La participación no institucionalizada, que emana desde la sociedad civil, se ha erigido también en gran medida como contraparte crítica de las prácticas institucionalizadas, y en muchos casos en abierta confrontación con estas, dando lugar a un debate importante acerca de la vía correcta o conveniente para contribuir a la construcción de un proyecto democrático (Dagnino, 2004). Ante los argumentos de normalización y continuidad de las prácticas participativas, y de garantizar la exigibilidad de derechos y la justiciabilidad de las demandas por vías formalizadas y normadas, la falta de autonomía y la alineación al proyecto hegemónico neoliberal se esgrimen como ejes de una argumentación que pone en entredicho las bondades de la institucionalización y alerta contra posibles perversiones de las prácticas democratizadoras y las búsquedas de inclusión de la acción colectiva.

 

En este sentido, la participación ciudadana que emana desde la sociedad civil representa en muchos casos un contrapeso a las prácticas institucionalizadas, al poner en entredicho la integración a las lógicas sistémicas, abriendo nuevos canales de comunicación y de intervención que con frecuencia resultan más exitosos y afirmativos. La defensa de la autonomía social, contrarresta la creación de nuevas élites de poder participativo con acceso privilegiado a la toma de decisiones, revitaliza los poderes ciudadanos y genera también una resistencia frente a las formas de cooptación (Fung y Wrigth, 2003).  

 

Las prácticas de participación ciudadana se identifican así con la existencia de un gobierno democrático, que reconoce en la participación, en primera instancia, un derecho ciudadano, y el principio rector de la democratización; es también por ello una vía para la legitimación de sus funciones y la eficacia de sus acciones; y desde esa convicción asume la responsabilidad de generar condiciones para hacerla efectiva.
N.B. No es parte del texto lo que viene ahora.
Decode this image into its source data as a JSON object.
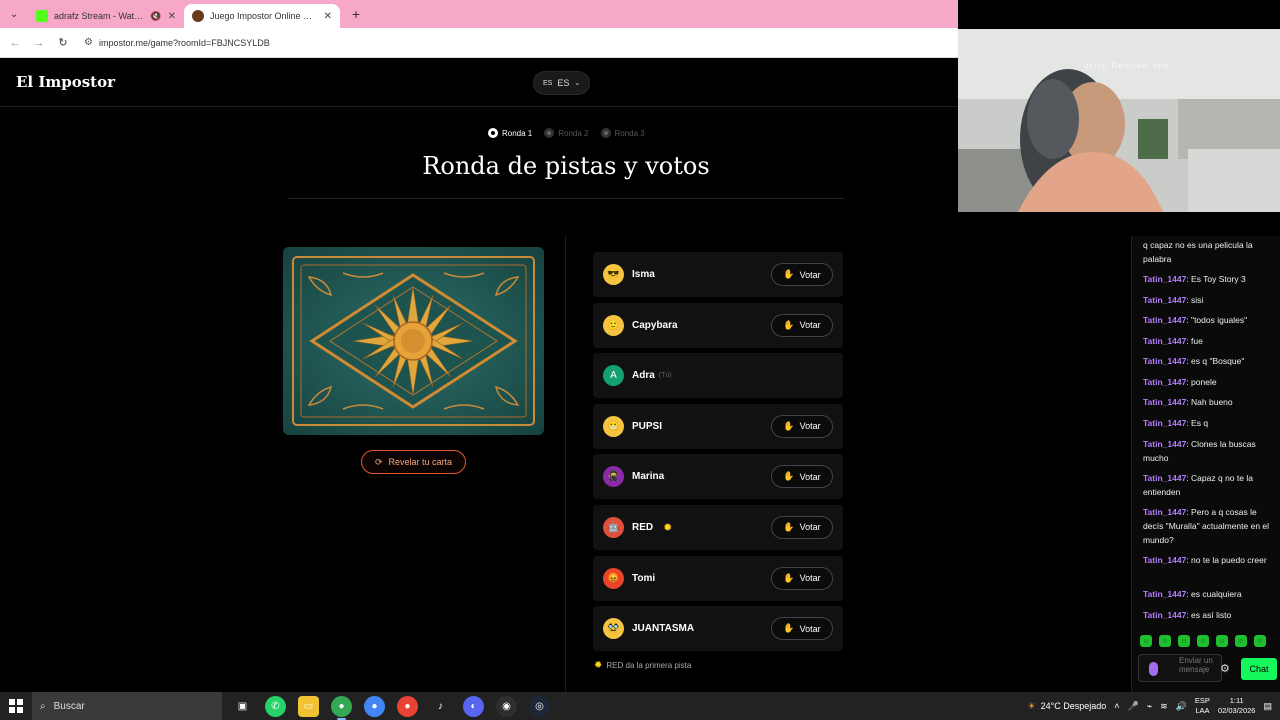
{
  "browser": {
    "tabs": [
      {
        "title": "adrafz Stream - Watch Live",
        "muted": true,
        "active": false
      },
      {
        "title": "Juego Impostor Online Gratis",
        "muted": false,
        "active": true
      }
    ],
    "url": "impostor.me/game?roomId=FBJNCSYLDB"
  },
  "app": {
    "logo": "El Impostor",
    "lang_flag": "ES",
    "lang_code": "ES"
  },
  "rounds": [
    {
      "label": "Ronda 1",
      "active": true
    },
    {
      "label": "Ronda 2",
      "active": false
    },
    {
      "label": "Ronda 3",
      "active": false
    }
  ],
  "title": "Ronda de pistas y votos",
  "reveal_label": "Revelar tu carta",
  "vote_label": "Votar",
  "players": [
    {
      "name": "Isma",
      "avatar": "sunglasses-emoji",
      "avatar_color": "#f5c542",
      "you": "",
      "has_sun": false,
      "can_vote": true
    },
    {
      "name": "Capybara",
      "avatar": "smile-emoji",
      "avatar_color": "#f5c542",
      "you": "",
      "has_sun": false,
      "can_vote": true
    },
    {
      "name": "Adra",
      "avatar_letter": "A",
      "avatar_color": "#15a06f",
      "you": "(Tú)",
      "has_sun": false,
      "can_vote": false
    },
    {
      "name": "PUPSI",
      "avatar": "grimace-emoji",
      "avatar_color": "#f5c542",
      "you": "",
      "has_sun": false,
      "can_vote": true
    },
    {
      "name": "Marina",
      "avatar": "ninja-emoji",
      "avatar_color": "#8a2aa8",
      "you": "",
      "has_sun": false,
      "can_vote": true
    },
    {
      "name": "RED",
      "avatar": "robot-emoji",
      "avatar_color": "#e0503a",
      "you": "",
      "has_sun": true,
      "can_vote": true
    },
    {
      "name": "Tomi",
      "avatar": "red-face-emoji",
      "avatar_color": "#e8452c",
      "you": "",
      "has_sun": false,
      "can_vote": true
    },
    {
      "name": "JUANTASMA",
      "avatar": "bandit-emoji",
      "avatar_color": "#f5c542",
      "you": "",
      "has_sun": false,
      "can_vote": true
    }
  ],
  "hint": "RED da la primera pista",
  "stream": {
    "watermark": "using Reincam.app"
  },
  "chat": {
    "messages": [
      {
        "user": "",
        "text": "q capaz no es una pelicula la palabra"
      },
      {
        "user": "Tatin_1447",
        "text": "Es Toy Story 3"
      },
      {
        "user": "Tatin_1447",
        "text": "sisi"
      },
      {
        "user": "Tatin_1447",
        "text": "\"todos iguales\""
      },
      {
        "user": "Tatin_1447",
        "text": "fue"
      },
      {
        "user": "Tatin_1447",
        "text": "es q \"Bosque\""
      },
      {
        "user": "Tatin_1447",
        "text": "ponele"
      },
      {
        "user": "Tatin_1447",
        "text": "Nah bueno"
      },
      {
        "user": "Tatin_1447",
        "text": "Es q"
      },
      {
        "user": "Tatin_1447",
        "text": "Clones la buscas mucho"
      },
      {
        "user": "Tatin_1447",
        "text": "Capaz q no te la entienden"
      },
      {
        "user": "Tatin_1447",
        "text": "Pero a q cosas le decís \"Muralla\" actualmente en el mundo?"
      },
      {
        "user": "Tatin_1447",
        "text": "no te la puedo creer"
      },
      {
        "user": "Tatin_1447",
        "text": "es cualquiera"
      },
      {
        "user": "Tatin_1447",
        "text": "es así listo"
      }
    ],
    "input_placeholder": "Enviar un mensaje",
    "send_label": "Chat"
  },
  "taskbar": {
    "search_placeholder": "Buscar",
    "weather": "24°C Despejado",
    "lang_line1": "ESP",
    "lang_line2": "LAA",
    "time": "1:11",
    "date": "02/03/2026"
  }
}
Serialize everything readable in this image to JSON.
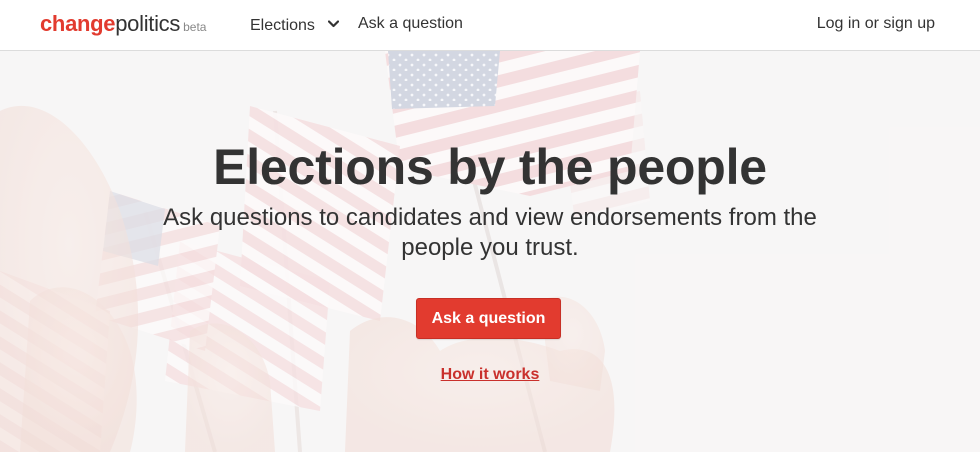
{
  "brand": {
    "name_primary": "change",
    "name_secondary": "politics",
    "tag": "beta",
    "accent_color": "#e23b2f"
  },
  "nav": {
    "elections_label": "Elections",
    "elections_icon": "chevron-down-icon",
    "ask_label": "Ask a question",
    "login_label": "Log in or sign up"
  },
  "hero": {
    "title": "Elections by the people",
    "subtitle": "Ask questions to candidates and view endorsements from the people you trust.",
    "cta_label": "Ask a question",
    "secondary_link": "How it works",
    "background": "faded photo of hands waving american flags"
  },
  "colors": {
    "link_red": "#c9302c",
    "text_dark": "#333333"
  }
}
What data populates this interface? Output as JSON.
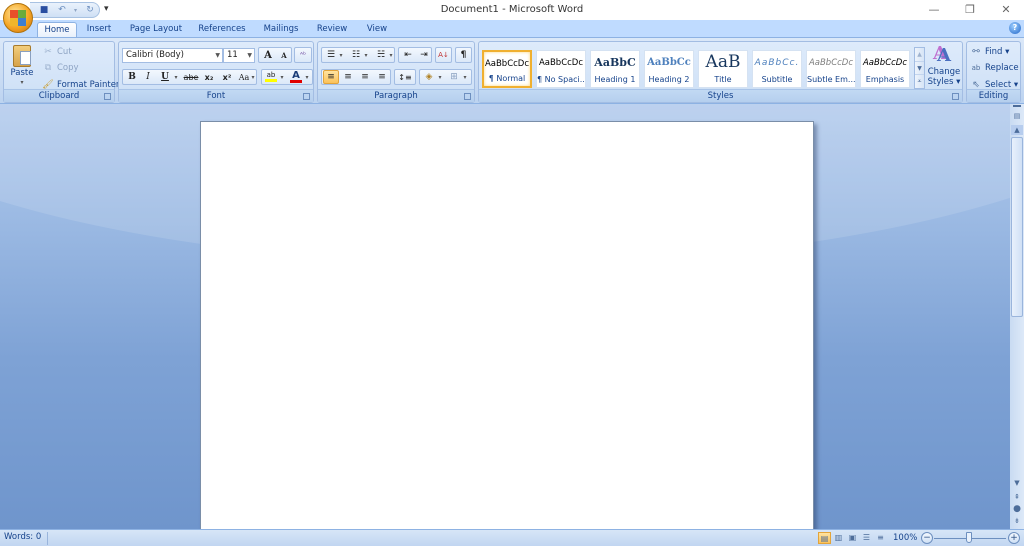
{
  "window": {
    "title": "Document1 - Microsoft Word",
    "controls": {
      "minimize": "—",
      "restore": "❐",
      "close": "✕"
    }
  },
  "quick_access": {
    "items": [
      {
        "name": "save-icon",
        "glyph": "💾"
      },
      {
        "name": "undo-icon",
        "glyph": "↶"
      },
      {
        "name": "undo-dropdown",
        "glyph": "▾"
      },
      {
        "name": "redo-icon",
        "glyph": "↻"
      }
    ],
    "customize_glyph": "⩡"
  },
  "tabs": [
    {
      "label": "Home",
      "active": true
    },
    {
      "label": "Insert"
    },
    {
      "label": "Page Layout"
    },
    {
      "label": "References"
    },
    {
      "label": "Mailings"
    },
    {
      "label": "Review"
    },
    {
      "label": "View"
    }
  ],
  "help_glyph": "?",
  "ribbon": {
    "clipboard": {
      "label": "Clipboard",
      "paste": "Paste",
      "cut": "Cut",
      "copy": "Copy",
      "format_painter": "Format Painter",
      "cut_enabled": false,
      "copy_enabled": false
    },
    "font": {
      "label": "Font",
      "font_name": "Calibri (Body)",
      "font_size": "11",
      "grow": "A",
      "shrink": "A",
      "clear": "ᴬᵇ",
      "bold": "B",
      "italic": "I",
      "underline": "U",
      "strike": "abe",
      "subscript": "x₂",
      "superscript": "x²",
      "change_case": "Aa",
      "highlight": "ab",
      "font_color": "A",
      "highlight_color": "#ffff00",
      "font_color_value": "#e00000"
    },
    "paragraph": {
      "label": "Paragraph",
      "bullets": "☰",
      "numbering": "☷",
      "multilevel": "☵",
      "decrease_indent": "⇤",
      "increase_indent": "⇥",
      "sort": "A↓",
      "show_marks": "¶",
      "align_left": "≡",
      "center": "≡",
      "align_right": "≡",
      "justify": "≡",
      "line_spacing": "↕≡",
      "shading": "◈",
      "borders": "⊞",
      "active_alignment": "left"
    },
    "styles": {
      "label": "Styles",
      "items": [
        {
          "preview": "AaBbCcDc",
          "name": "¶ Normal",
          "selected": true
        },
        {
          "preview": "AaBbCcDc",
          "name": "¶ No Spaci..."
        },
        {
          "preview": "AaBbC",
          "name": "Heading 1"
        },
        {
          "preview": "AaBbCc",
          "name": "Heading 2"
        },
        {
          "preview": "AaB",
          "name": "Title"
        },
        {
          "preview": "AaBbCc.",
          "name": "Subtitle"
        },
        {
          "preview": "AaBbCcDc",
          "name": "Subtle Em..."
        },
        {
          "preview": "AaBbCcDc",
          "name": "Emphasis"
        }
      ],
      "change_styles": "Change",
      "change_styles_2": "Styles ▾"
    },
    "editing": {
      "label": "Editing",
      "find": "Find ▾",
      "replace": "Replace",
      "select": "Select ▾"
    }
  },
  "statusbar": {
    "words": "Words: 0",
    "zoom": "100%",
    "zoom_out": "−",
    "zoom_in": "+",
    "zoom_percent": 100
  }
}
En esta perspectiva, además del diseño de espacios e instrumentos para la participación, se requiere de una normatividad que los reconozca y reglamente, así como del diseño de una política expresa de participación ciudadana, abierta e incluyente a actores sociales y ciudadanos; finalmente, se requiere también de políticas públicas que los hagan efectivos estos derechos. A esto se suma la voluntad política de los gobernantes, que constituye un factor de primer orden, sin el cual, el resto de las condiciones pueden quedar en letra muerta.  

 

En este marco, es indispensable poner de relieve el papel que reviste el tema de la Participación Ciudadana en el actual proceso de Reforma Política en el que se inscribe nuestra ciudad capital. Esto alude al menos a dos dimensiones: 1. la profundización y reformulación de la política de PC vigente en la entidad desde 1997 (con sus sucesivas modificaciones), lo que supone: revisión y actualización del diseño institucional para la PC, reglamentación de los instrumentos normativos en esta materia, ampliación de las atribuciones de instancias e instrumentos de PC que garanticen la incidencia ciudadana en las políticas públicas (Ley de Participación Ciudadana, entre otras), reconocimiento pleno del derecho a la participación y a la Consulta ciudadana. 2. La participación efectiva de la ciudadanía en el actual proceso de conformación de la Asamblea Constituyente, así como en la redacción de la Constitución que regirá la vida política de nuestra ciudad. Por definición, éste es un proceso en el que deben tomar parte los ciudadanos (vecinos, actores sociales, miembros de la sociedad civil, etc.), y que no debe quedar circunscrito a la clase política: funcionarios gubernamentales, legisladores y miembros de los partidos políticos.

 

[1] Investigadora Titular del Centro de Investigaciones Interdisciplinarias en Ciencias y Humanidades, de la UNAM; y miembro de la Red Mexicana de Investigadores sobre Sociedad Civil, REMISOC.